Software as an Experience

Around the year 2000, the technology industry began delivering software products by the Application Service Provider model (ASP). This was a brave advancement over the traditional on-premises approach. By 2010, the model had matured into what we now call Software as a Service (SaaS). The old on-premises model is still out there, but software firms of all sizes are busy making the shift to SaaS. All of this makes me want to ask the simple question: is SaaS the final resting place for software delivery, or is it merely a stepping stone on the path to something even better?

Like many Americans, I spent a week this summer sitting on the beach. For this beach getaway, I rented a lovely beach house in a great location suitable for the types of activities my family enjoys. During that week, my mind went through a familiar exercise, comparing the weekly cost of the rental with the cost of buying a beach house and renting it out when we weren’t using it. This is a common exercise; so common in fact, that I even overheard another group of people on the beach having that same discussion. This sun-inspired mental “Excel” exercise always ends the same – sure, I could make it work and maybe save a few dollars, but my life during the rest of the year would change dramatically due to the amount of time and energy that would be required to maintain the house and stay mentally invested in it.

The SaaS movement is much like renting a beach house instead of buying one – you only pay for what you use, and you are free to rent a different house next year without involving a large capital expenditure. But a beach house rental is not about the house, it’s about the beach. It’s not about a service – it’s about an experience.
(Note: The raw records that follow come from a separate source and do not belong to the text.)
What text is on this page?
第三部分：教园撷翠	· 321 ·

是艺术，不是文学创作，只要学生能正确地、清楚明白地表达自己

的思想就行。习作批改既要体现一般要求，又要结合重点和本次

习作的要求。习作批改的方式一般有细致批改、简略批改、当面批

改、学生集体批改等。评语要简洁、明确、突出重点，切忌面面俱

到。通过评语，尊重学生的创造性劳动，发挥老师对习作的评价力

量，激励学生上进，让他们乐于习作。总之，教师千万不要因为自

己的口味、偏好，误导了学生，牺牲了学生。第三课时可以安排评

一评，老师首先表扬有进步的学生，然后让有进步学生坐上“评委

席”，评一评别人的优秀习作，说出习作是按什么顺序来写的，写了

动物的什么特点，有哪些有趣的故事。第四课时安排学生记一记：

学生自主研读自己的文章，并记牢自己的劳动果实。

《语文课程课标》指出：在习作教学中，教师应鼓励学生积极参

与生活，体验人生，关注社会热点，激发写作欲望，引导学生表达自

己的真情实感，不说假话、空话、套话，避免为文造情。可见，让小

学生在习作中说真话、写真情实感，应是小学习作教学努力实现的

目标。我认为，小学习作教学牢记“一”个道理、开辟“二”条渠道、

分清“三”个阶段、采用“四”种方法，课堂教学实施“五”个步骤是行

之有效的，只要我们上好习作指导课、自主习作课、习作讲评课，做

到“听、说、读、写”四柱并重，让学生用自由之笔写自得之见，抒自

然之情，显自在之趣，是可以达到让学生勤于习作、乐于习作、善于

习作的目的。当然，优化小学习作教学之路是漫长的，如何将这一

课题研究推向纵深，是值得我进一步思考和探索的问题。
Starbucks is well aware of the distinction between selling a product versus an experience. In fact, bloggers and industry analysts have correctly identified this business philosophy as one of Starbucks’ primary differentiators and ingredients for success. When we buy a coffee (and pastry, etc.) at Starbucks, we are not purchasing a product at the best possible price. Nope, that’s not it at all. We are not even purchasing the best product. Definitely not. But what we are purchasing is an experience that is familiar, reliable, and at least moderately stylish and hip. If Starbucks loses these attributes of the coffee experience, they will end up selling a basic commodity – equivalent to selling software by shrink-wrapped CD.
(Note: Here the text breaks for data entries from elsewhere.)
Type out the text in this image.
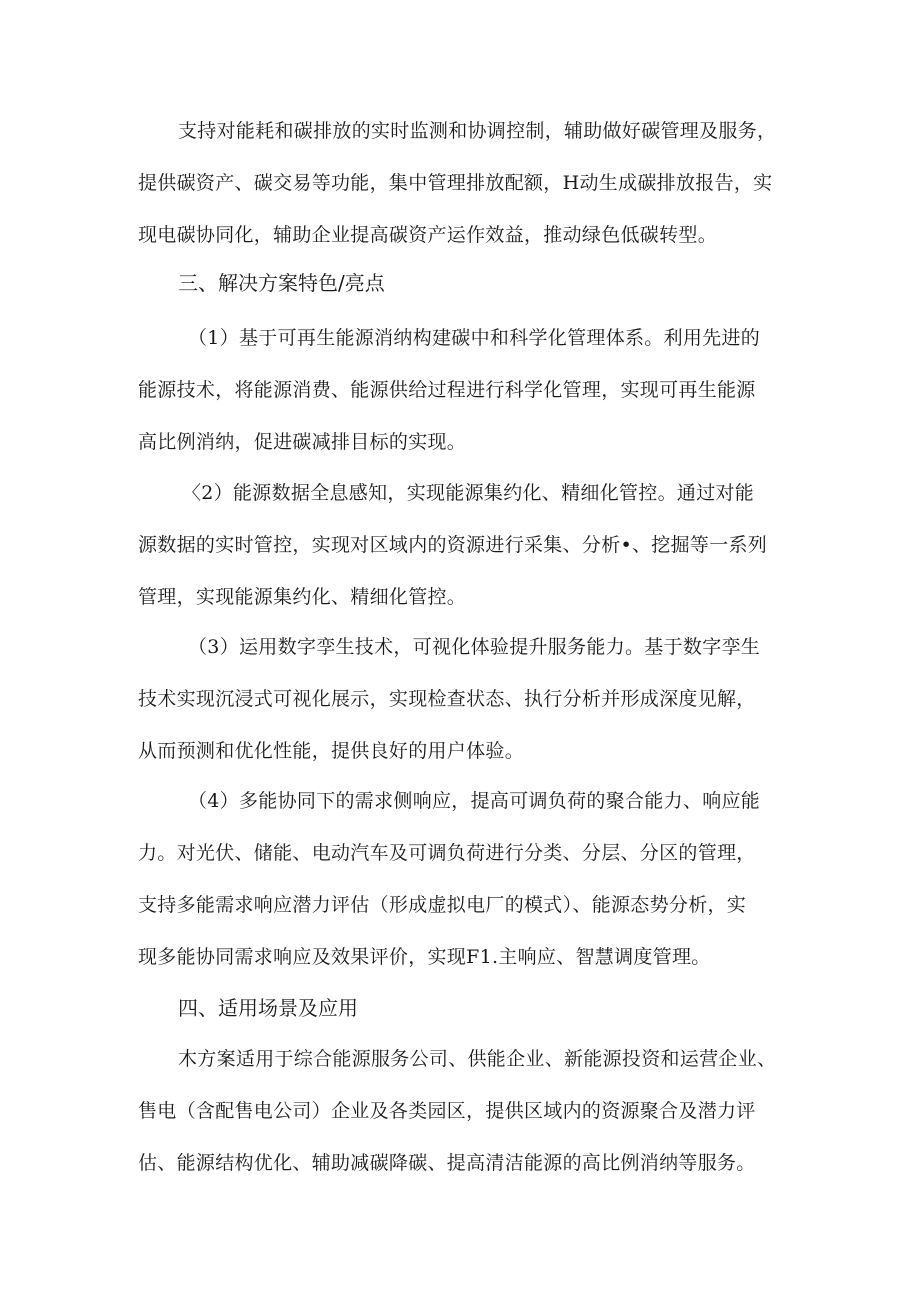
支持对能耗和碳排放的实时监测和协调控制，辅助做好碳管理及服务，
提供碳资产、碳交易等功能，集中管理排放配额，H动生成碳排放报告，实
现电碳协同化，辅助企业提高碳资产运作效益，推动绿色低碳转型。

三、解决方案特色/亮点

（1）基于可再生能源消纳构建碳中和科学化管理体系。利用先进的
能源技术，将能源消费、能源供给过程进行科学化管理，实现可再生能源
高比例消纳，促进碳减排目标的实现。

〈2）能源数据全息感知，实现能源集约化、精细化管控。通过对能
源数据的实时管控，实现对区域内的资源进行采集、分析•、挖掘等一系列
管理，实现能源集约化、精细化管控。

（3）运用数字孪生技术，可视化体验提升服务能力。基于数字孪生
技术实现沉浸式可视化展示，实现检查状态、执行分析并形成深度见解，
从而预测和优化性能，提供良好的用户体验。

（4）多能协同下的需求侧响应，提高可调负荷的聚合能力、响应能
力。对光伏、储能、电动汽车及可调负荷进行分类、分层、分区的管理，
支持多能需求响应潜力评估（形成虚拟电厂的模式）、能源态势分析，实
现多能协同需求响应及效果评价，实现F1.主响应、智慧调度管理。

四、适用场景及应用

木方案适用于综合能源服务公司、供能企业、新能源投资和运营企业、
售电（含配售电公司）企业及各类园区，提供区域内的资源聚合及潜力评
估、能源结构优化、辅助减碳降碳、提高清洁能源的高比例消纳等服务。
The same is true about software. It’s not about buying a product anymore, and it isn’t really about buying a service either. Sure, we need to deliver great service to achieve the basic tenets of SaaS, but that’s only a starting point. We buy software because it can give us the experience that we are looking for. We want to accomplish some specific task and not have it ruin an hour of our lives every time that task needs to be done. In fact, what we really want is something more akin to what Starbucks is offering – we want to accomplish that task and actually look forward to it next time. This is what the UX movement is all about, so it seems high time that software firms change their thinking as well. We need to move beyond selling products and services – we need to sell software as an experience. I hereby coin the new acronym SaaX – Software as an Experience. Let’s do this!